Bacillus anthracis is a particularly lethal pathogen because it manages to escape recognition by the host's immune system by coating itself with a protective capsule around its surface. A key bacterial enzyme called capsule depolymerase (CapD) anchors the capsule to the cell surface. CapD can also cut and release some of the capsule into small fragments that are thought to interfere with specific parts of the immune system, offering further protection to the bacterium.
Scientists at the U.S. Army Medical Research Institute of Infectious Diseases discovered that by engineering B. anthracis to produce higher-than-normal amounts of CapD, the protective capsule is chopped up and released as tiny fragments. The bacterium is left nearly completely unmasked and therefore vulnerable to immediate detection and destruction by the macrophage and neutrophil cells of the immune system. "By engineering B. anthracis to over-produce CapD, we are effectively turning the bacterium's own weapon on itself," explained Dr. Arthur Friedlander, one of the principal investigators in the study.
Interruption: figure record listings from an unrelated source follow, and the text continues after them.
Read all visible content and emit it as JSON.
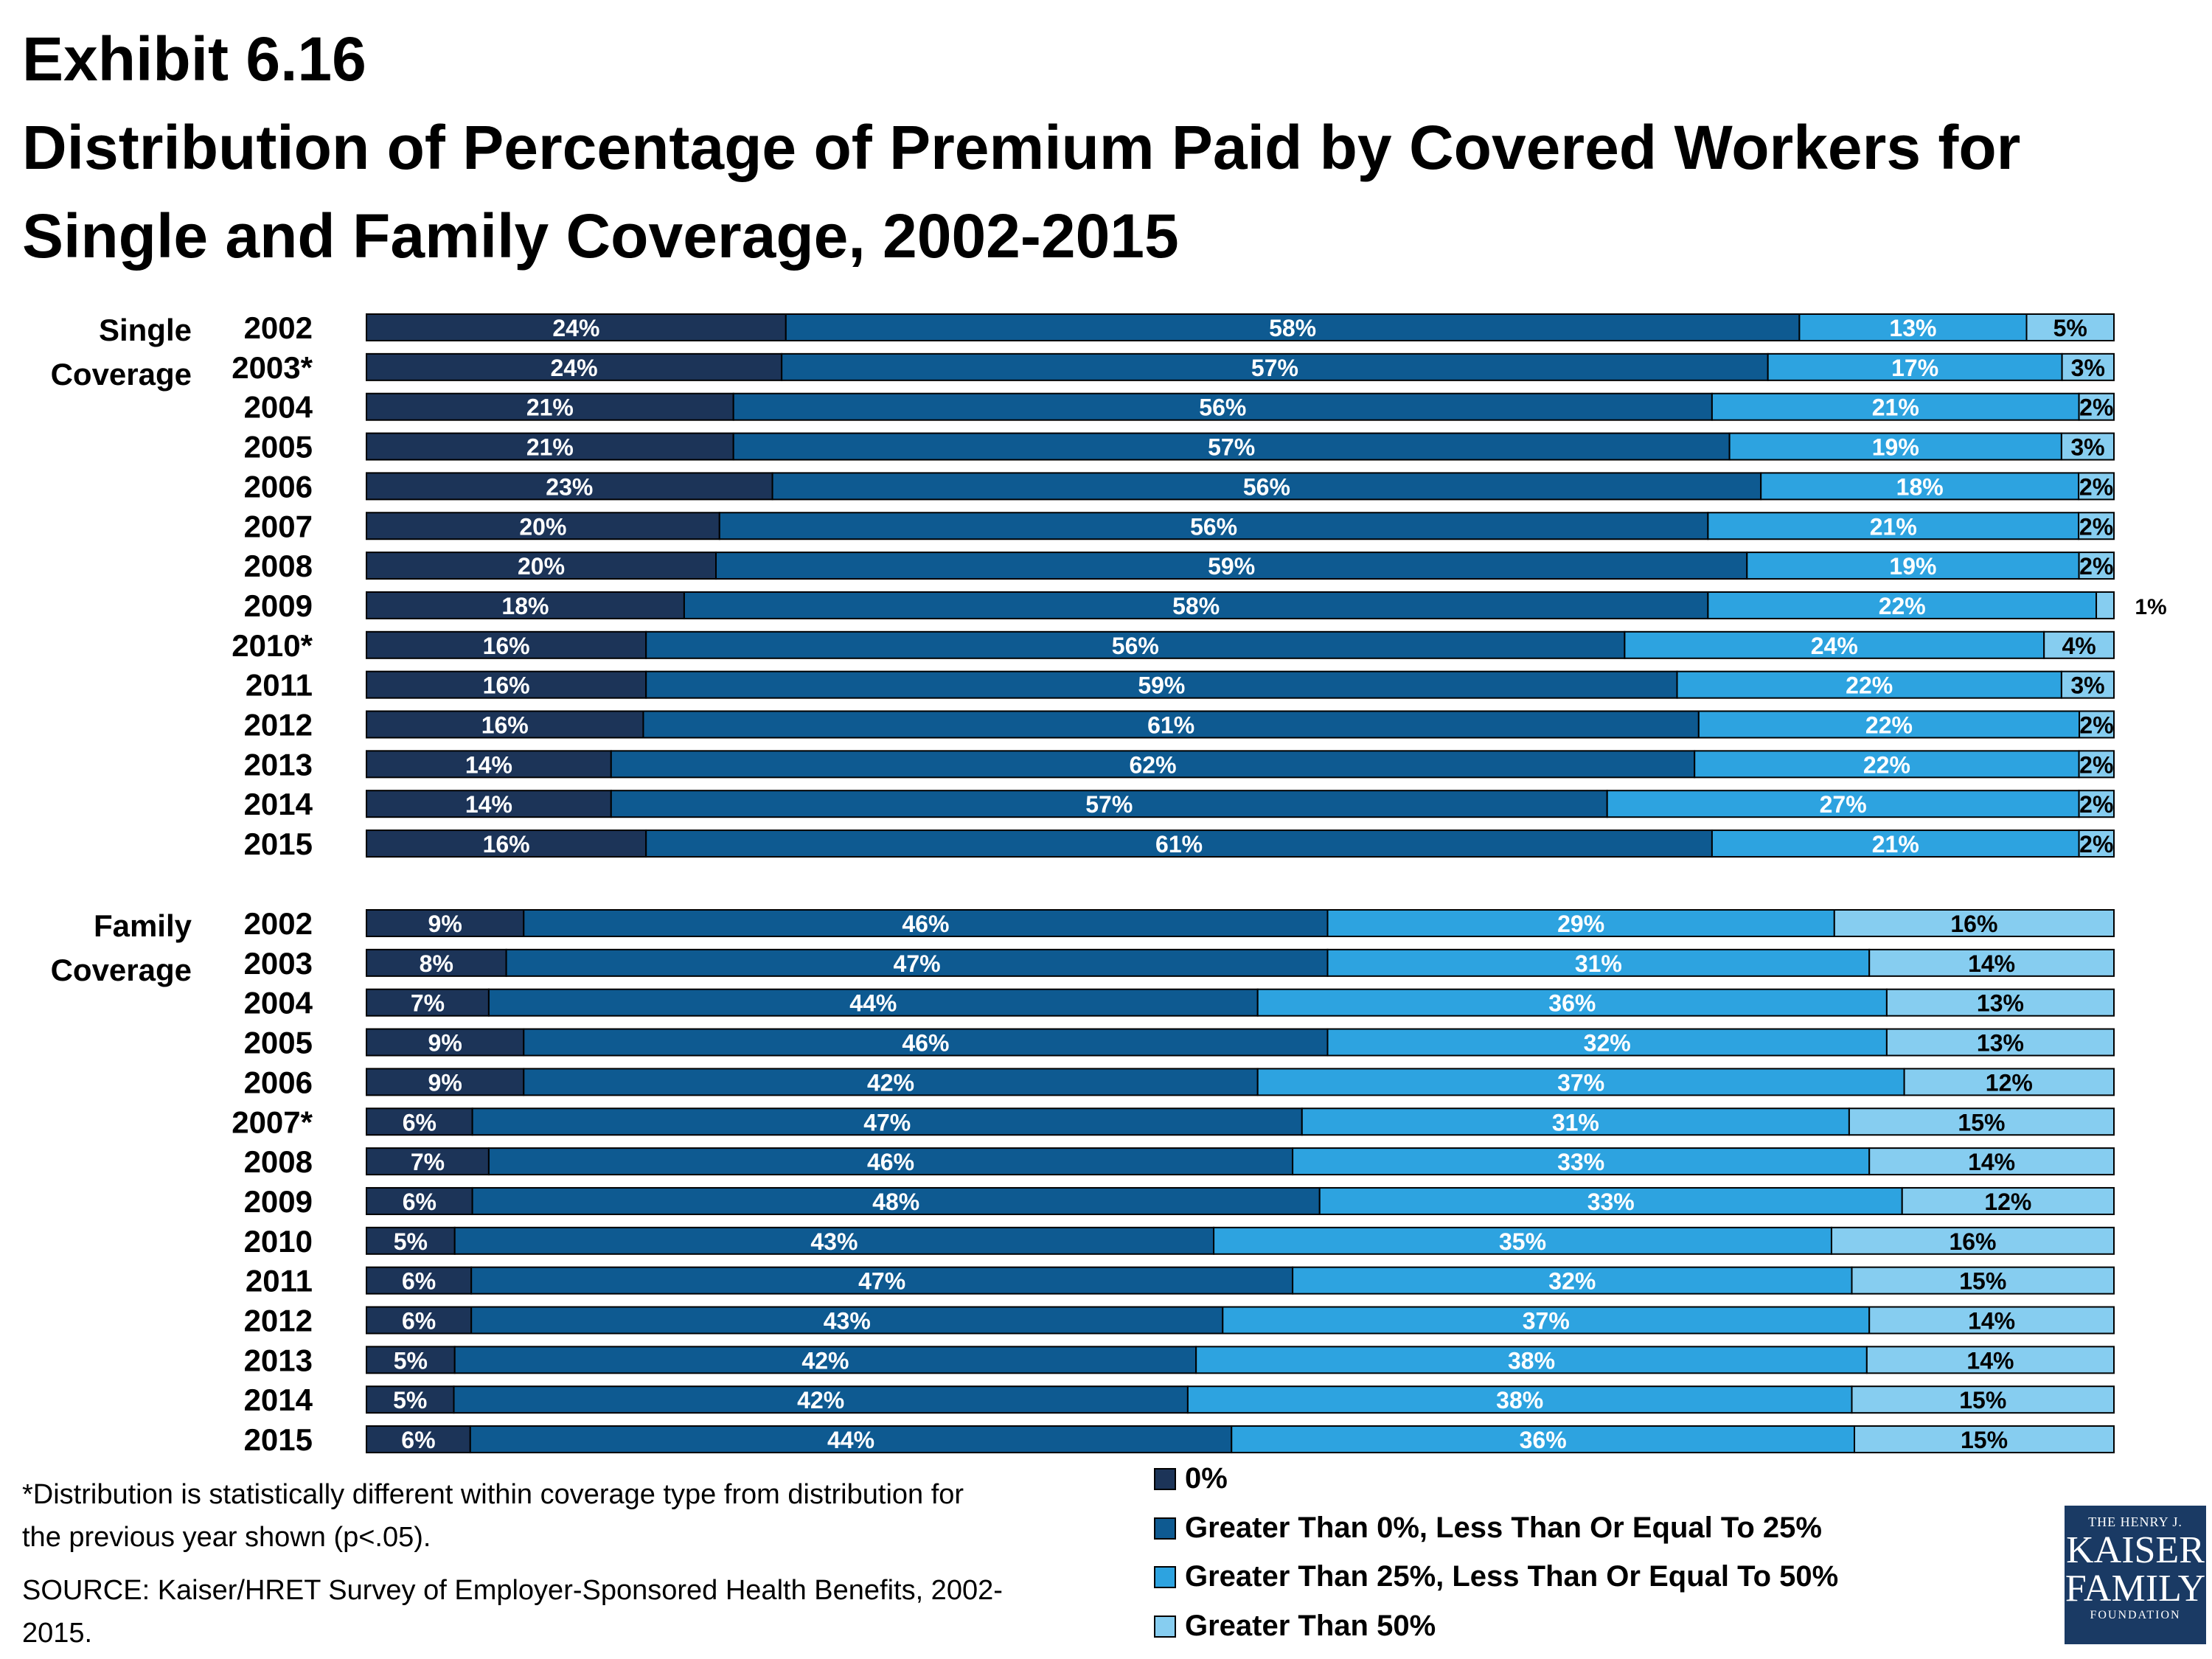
{
  "title": {
    "line1": "Exhibit 6.16",
    "line2": "Distribution of Percentage of Premium Paid by Covered Workers for",
    "line3": "Single and Family Coverage, 2002-2015"
  },
  "colors": {
    "zero": "#1c3458",
    "le25": "#0e5a91",
    "le50": "#2da3e0",
    "gt50": "#86cdf0"
  },
  "chart_data": {
    "type": "bar",
    "orientation": "horizontal",
    "stacked": true,
    "xlim": [
      0,
      100
    ],
    "series": [
      {
        "name": "0%"
      },
      {
        "name": "Greater Than 0%, Less Than Or Equal To 25%"
      },
      {
        "name": "Greater Than 25%, Less Than Or Equal To 50%"
      },
      {
        "name": "Greater Than 50%"
      }
    ],
    "groups": [
      {
        "label_line1": "Single",
        "label_line2": "Coverage",
        "rows": [
          {
            "year": "2002",
            "values": [
              24,
              58,
              13,
              5
            ]
          },
          {
            "year": "2003*",
            "values": [
              24,
              57,
              17,
              3
            ]
          },
          {
            "year": "2004",
            "values": [
              21,
              56,
              21,
              2
            ]
          },
          {
            "year": "2005",
            "values": [
              21,
              57,
              19,
              3
            ]
          },
          {
            "year": "2006",
            "values": [
              23,
              56,
              18,
              2
            ]
          },
          {
            "year": "2007",
            "values": [
              20,
              56,
              21,
              2
            ]
          },
          {
            "year": "2008",
            "values": [
              20,
              59,
              19,
              2
            ]
          },
          {
            "year": "2009",
            "values": [
              18,
              58,
              22,
              1
            ]
          },
          {
            "year": "2010*",
            "values": [
              16,
              56,
              24,
              4
            ]
          },
          {
            "year": "2011",
            "values": [
              16,
              59,
              22,
              3
            ]
          },
          {
            "year": "2012",
            "values": [
              16,
              61,
              22,
              2
            ]
          },
          {
            "year": "2013",
            "values": [
              14,
              62,
              22,
              2
            ]
          },
          {
            "year": "2014",
            "values": [
              14,
              57,
              27,
              2
            ]
          },
          {
            "year": "2015",
            "values": [
              16,
              61,
              21,
              2
            ]
          }
        ]
      },
      {
        "label_line1": "Family",
        "label_line2": "Coverage",
        "rows": [
          {
            "year": "2002",
            "values": [
              9,
              46,
              29,
              16
            ]
          },
          {
            "year": "2003",
            "values": [
              8,
              47,
              31,
              14
            ]
          },
          {
            "year": "2004",
            "values": [
              7,
              44,
              36,
              13
            ]
          },
          {
            "year": "2005",
            "values": [
              9,
              46,
              32,
              13
            ]
          },
          {
            "year": "2006",
            "values": [
              9,
              42,
              37,
              12
            ]
          },
          {
            "year": "2007*",
            "values": [
              6,
              47,
              31,
              15
            ]
          },
          {
            "year": "2008",
            "values": [
              7,
              46,
              33,
              14
            ]
          },
          {
            "year": "2009",
            "values": [
              6,
              48,
              33,
              12
            ]
          },
          {
            "year": "2010",
            "values": [
              5,
              43,
              35,
              16
            ]
          },
          {
            "year": "2011",
            "values": [
              6,
              47,
              32,
              15
            ]
          },
          {
            "year": "2012",
            "values": [
              6,
              43,
              37,
              14
            ]
          },
          {
            "year": "2013",
            "values": [
              5,
              42,
              38,
              14
            ]
          },
          {
            "year": "2014",
            "values": [
              5,
              42,
              38,
              15
            ]
          },
          {
            "year": "2015",
            "values": [
              6,
              44,
              36,
              15
            ]
          }
        ]
      }
    ]
  },
  "footnotes": {
    "significance": "*Distribution is statistically different within coverage type from distribution for the previous year shown (p<.05).",
    "source": "SOURCE:  Kaiser/HRET Survey of Employer-Sponsored Health Benefits, 2002-2015."
  },
  "logo": {
    "line1": "THE HENRY J.",
    "line2": "KAISER",
    "line3": "FAMILY",
    "line4": "FOUNDATION"
  }
}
B. anthracis is the most commonly mentioned pathogen associated with biological warfare. This bacterium can form resilient spores that survive dormant in the environment for long periods of time. When these spores are aerosolised the bacterium can be very effectively distributed. After human inhalation the spores reactivate and cause severe infection that is usually fatal if left untreated.
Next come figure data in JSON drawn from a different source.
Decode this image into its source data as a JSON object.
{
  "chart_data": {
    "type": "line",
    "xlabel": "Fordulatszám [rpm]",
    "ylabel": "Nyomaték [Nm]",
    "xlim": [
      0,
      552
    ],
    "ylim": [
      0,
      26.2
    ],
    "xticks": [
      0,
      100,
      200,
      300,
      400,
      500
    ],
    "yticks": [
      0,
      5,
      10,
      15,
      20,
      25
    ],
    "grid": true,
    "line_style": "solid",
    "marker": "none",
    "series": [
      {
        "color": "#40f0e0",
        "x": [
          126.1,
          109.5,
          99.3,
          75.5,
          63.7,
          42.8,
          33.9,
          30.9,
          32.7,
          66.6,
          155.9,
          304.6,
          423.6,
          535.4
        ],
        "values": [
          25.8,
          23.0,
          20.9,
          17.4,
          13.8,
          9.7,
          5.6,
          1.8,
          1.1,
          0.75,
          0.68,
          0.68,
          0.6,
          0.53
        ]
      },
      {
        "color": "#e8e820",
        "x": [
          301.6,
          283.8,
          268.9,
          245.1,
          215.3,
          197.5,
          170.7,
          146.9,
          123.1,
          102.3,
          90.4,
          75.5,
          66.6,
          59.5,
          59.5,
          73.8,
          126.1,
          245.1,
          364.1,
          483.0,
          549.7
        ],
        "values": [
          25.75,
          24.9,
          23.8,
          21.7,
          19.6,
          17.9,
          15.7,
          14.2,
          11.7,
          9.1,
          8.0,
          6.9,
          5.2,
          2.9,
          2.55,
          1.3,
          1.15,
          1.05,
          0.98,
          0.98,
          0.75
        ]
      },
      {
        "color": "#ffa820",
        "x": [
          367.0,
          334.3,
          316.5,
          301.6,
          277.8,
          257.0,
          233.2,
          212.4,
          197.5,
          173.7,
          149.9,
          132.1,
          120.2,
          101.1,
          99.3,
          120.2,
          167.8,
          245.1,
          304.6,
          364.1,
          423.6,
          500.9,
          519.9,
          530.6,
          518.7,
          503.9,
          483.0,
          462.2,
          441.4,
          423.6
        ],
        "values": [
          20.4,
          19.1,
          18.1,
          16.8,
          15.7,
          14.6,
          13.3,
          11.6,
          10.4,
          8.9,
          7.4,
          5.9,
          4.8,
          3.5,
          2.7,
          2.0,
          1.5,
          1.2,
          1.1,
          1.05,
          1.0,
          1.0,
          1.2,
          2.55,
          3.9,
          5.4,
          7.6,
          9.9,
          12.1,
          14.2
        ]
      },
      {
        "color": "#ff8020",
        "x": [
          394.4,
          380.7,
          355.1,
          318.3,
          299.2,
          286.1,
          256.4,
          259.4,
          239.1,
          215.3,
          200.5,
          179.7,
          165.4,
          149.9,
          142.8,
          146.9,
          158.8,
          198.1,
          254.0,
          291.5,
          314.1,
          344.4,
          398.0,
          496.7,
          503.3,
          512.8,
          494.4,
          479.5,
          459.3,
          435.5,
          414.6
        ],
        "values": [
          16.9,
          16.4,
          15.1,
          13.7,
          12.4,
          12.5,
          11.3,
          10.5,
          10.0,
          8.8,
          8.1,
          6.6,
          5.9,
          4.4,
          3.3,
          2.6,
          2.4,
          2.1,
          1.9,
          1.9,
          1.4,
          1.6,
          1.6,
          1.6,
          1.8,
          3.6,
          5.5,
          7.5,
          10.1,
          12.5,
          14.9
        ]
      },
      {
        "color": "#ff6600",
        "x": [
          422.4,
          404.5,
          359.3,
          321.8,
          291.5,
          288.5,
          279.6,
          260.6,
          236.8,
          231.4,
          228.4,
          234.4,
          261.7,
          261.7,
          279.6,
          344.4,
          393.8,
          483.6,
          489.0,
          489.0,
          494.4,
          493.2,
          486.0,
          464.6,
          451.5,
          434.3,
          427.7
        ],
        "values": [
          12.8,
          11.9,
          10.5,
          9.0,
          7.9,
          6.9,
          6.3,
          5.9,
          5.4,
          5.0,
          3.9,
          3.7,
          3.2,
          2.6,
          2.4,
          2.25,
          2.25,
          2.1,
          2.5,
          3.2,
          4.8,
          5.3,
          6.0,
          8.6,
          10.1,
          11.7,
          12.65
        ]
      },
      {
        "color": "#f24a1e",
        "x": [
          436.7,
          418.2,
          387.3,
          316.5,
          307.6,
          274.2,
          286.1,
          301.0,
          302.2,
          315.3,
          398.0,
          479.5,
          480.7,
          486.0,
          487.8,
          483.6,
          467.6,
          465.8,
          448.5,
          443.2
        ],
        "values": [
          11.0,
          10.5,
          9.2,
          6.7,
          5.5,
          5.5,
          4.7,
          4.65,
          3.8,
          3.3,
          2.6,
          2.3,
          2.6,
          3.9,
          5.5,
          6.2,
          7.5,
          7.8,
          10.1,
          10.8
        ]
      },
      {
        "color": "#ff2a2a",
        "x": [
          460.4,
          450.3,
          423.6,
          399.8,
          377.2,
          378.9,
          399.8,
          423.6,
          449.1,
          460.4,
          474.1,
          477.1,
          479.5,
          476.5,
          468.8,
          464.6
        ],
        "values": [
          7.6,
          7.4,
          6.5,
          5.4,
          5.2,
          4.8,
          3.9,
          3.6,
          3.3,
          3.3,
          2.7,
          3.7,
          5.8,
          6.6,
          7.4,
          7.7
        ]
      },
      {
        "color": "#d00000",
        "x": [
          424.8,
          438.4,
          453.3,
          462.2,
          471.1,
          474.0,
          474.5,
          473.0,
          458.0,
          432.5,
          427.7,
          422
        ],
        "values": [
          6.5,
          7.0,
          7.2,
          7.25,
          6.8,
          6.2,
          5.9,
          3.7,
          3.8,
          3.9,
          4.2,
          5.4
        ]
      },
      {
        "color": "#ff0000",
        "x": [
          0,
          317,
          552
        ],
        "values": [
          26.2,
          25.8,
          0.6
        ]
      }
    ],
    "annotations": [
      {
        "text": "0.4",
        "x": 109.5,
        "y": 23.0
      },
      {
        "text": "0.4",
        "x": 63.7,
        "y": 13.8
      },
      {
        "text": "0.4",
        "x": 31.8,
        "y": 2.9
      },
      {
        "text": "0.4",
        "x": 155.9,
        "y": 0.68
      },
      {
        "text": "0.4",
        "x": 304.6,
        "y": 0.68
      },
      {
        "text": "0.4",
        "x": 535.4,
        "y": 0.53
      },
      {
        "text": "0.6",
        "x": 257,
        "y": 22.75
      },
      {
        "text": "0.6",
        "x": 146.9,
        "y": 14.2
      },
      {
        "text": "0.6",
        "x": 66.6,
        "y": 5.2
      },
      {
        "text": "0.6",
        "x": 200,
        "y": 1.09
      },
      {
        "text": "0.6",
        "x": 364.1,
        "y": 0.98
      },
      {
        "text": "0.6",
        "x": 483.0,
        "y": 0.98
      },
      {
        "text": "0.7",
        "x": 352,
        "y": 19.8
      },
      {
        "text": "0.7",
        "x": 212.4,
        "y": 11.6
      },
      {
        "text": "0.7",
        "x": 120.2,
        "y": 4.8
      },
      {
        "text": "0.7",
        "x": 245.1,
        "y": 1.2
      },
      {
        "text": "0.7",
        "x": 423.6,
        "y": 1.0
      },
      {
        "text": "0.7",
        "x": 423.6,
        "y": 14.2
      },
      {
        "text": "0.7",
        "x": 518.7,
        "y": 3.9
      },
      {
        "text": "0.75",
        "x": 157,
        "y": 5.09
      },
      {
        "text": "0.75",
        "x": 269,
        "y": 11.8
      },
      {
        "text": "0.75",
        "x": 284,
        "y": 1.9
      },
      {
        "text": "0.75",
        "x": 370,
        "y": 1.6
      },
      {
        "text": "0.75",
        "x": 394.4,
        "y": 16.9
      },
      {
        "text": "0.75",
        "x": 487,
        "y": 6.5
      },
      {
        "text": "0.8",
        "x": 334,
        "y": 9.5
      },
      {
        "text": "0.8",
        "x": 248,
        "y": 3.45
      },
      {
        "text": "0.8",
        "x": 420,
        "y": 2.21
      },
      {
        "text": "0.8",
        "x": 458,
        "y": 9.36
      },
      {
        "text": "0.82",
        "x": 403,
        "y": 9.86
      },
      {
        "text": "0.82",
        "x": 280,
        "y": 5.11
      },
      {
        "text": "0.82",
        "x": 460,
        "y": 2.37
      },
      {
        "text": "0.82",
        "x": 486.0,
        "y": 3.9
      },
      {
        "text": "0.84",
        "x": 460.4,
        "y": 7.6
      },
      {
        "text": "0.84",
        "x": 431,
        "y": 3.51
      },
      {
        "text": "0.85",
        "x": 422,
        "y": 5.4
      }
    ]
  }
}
Friedlander believes his groups' findings could have significant clinical impact. "Many pathogenic bacteria, including B. anthracis, produce a capsule surrounding them that prevents the infected host from killing them, improving their chances of causing disease," he explained. "Understanding the mechanisms of virulence used by the anthrax bacterium is vital to developing medical countermeasures against it in the event of a biological attack."
Finding a way to encourage B. anthracis to unwittingly unmask itself, using the bacterium's own machinery would be a novel approach to eradicating the pathogen. "What is more, these measures may also be effective against strains of B. anthracis that have been genetically engineered to be resistant to antibiotics and/or existing vaccines," suggested Friedlander.